A question asks to prove that $f(x)=(\sin x)^{1/3}$ is an odd function. I have begun by using the idea that for a function to be odd, $f(x)=-f(-x)$, such that... $$-f(-x)=-[\sin(-x)]^{1/3}$$ $$=-[-\sin x]^{1/3}$$ $$=-(-1)^{1/3}(\sin x)^{1/3}$$ From here though, I am unclear as to how I should proceed.

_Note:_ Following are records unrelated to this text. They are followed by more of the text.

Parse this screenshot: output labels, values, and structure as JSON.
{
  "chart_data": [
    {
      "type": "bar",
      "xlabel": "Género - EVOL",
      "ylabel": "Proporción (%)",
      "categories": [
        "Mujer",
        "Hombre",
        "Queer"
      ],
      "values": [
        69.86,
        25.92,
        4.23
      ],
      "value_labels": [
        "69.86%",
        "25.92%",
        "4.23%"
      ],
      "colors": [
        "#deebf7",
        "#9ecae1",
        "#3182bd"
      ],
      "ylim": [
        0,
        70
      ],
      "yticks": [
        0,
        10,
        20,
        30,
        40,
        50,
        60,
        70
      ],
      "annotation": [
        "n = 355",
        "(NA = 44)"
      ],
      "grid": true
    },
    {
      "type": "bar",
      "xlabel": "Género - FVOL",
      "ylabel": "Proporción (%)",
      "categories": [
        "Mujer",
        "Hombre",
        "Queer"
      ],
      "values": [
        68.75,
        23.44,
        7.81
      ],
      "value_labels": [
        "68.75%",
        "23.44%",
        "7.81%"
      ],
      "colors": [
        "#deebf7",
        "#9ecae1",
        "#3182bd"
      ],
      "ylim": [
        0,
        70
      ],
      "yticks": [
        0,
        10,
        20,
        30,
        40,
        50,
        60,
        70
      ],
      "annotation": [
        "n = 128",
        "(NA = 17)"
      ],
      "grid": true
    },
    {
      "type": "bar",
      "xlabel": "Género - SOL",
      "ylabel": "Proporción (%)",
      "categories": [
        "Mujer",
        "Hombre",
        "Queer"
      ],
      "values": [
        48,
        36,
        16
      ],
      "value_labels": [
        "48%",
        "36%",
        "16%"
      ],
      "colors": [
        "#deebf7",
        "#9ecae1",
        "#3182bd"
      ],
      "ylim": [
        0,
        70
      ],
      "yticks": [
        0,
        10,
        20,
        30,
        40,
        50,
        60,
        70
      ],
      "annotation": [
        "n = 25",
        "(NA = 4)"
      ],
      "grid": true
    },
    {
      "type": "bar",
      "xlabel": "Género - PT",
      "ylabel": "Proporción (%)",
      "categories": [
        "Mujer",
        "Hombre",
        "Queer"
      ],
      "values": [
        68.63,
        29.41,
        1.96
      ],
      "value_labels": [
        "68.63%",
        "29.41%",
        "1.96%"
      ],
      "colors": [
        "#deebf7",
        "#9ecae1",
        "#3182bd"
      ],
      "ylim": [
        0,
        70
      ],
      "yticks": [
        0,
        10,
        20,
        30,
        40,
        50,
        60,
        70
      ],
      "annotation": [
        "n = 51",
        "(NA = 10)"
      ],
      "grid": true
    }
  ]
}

Is there a basic algebraic error in my working to this point, or is there some simple step from here I am missing?

Answer 1

All that remains to do is to compute the real cube root of $-1$, which is $-1$ itself, and negate it to get 1, i.e. $-(-1)^{1/3}=1$. This proves $f(x)=-f(-x)$.

Answer 2

$(-1)^{1/3}=e^{\pi i/3+2k/3\pi i}$ for$k\in \mathbb{Z}$, so over the real nubmers, $(-1)^{1/3}=x$ has real solution $x=-1$. Nowe, $-f(-x)=--\sin(x)^{1/3}=f(x)$.

Answer 3

Alternatively you could argue that both $\sin(x)$ and $x^{1/3}$ are odd and that odd functions are closed under composition.